L’Extension School de l’EPFL propose diverses formations continues dans le numérique. Pourquoi ces cours et pour qui?
A l’origine de ces formations, il y a le constat d’un écart important entre la préparation des gens et les compétences numériques nécessaires aujourd’hui. Le système éducatif et les cursus classiques peinent à répondre aux évolutions très rapides des technologies appliquées, et ce n’est pas leur rôle. Avec l’Extension School, nous profitons du savoir-faire de l’EPFL en matière de cours en ligne pour proposer à la plus large audience de se former dans le numérique. On trouve toutes sortes de participants: des adolescents, des retraités et beaucoup de personnes en milieu de carrière qui comprennent que les capacités numériques sont cruciales pour leur développement professionnel.
Plusieurs formations proposent d’apprendre à coder. Est-ce vraiment nécessaire?

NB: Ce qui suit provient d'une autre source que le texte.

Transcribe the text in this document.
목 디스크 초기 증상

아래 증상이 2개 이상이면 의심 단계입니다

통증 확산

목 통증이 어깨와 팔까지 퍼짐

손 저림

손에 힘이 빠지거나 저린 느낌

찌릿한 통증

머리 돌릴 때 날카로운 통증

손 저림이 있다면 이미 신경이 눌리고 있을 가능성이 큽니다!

Nous pensons que savoir coder est aujourd’hui une compétence aussi essentielle que de savoir lire et écrire. Nous rejetons totalement l’idée selon laquelle il suffirait d’enseigner le computational thinking et pas la programmation à proprement parler. Aujourd’hui, toutes les innovations et inventions intègrent du code, et beaucoup d’entre elles sont même composées uniquement de code. Certes, tout le monde ne va pas devenir programmeur, mais nous estimons qu’il n’est pas possible d’apprendre comment pense un ordinateur sans apprendre à programmer. En codant, on développe un nouveau regard sur les choses, on apprend à aborder les problèmes différemment. C’est pour toutes ces raisons que nous enseignons à coder dans l’ensemble de nos formations. Y compris celles destinées aux parfaits débutants.
Certains experts, y compris dans l’informatique, estiment que l’avenir est davantage aux humanités qu’à la programmation…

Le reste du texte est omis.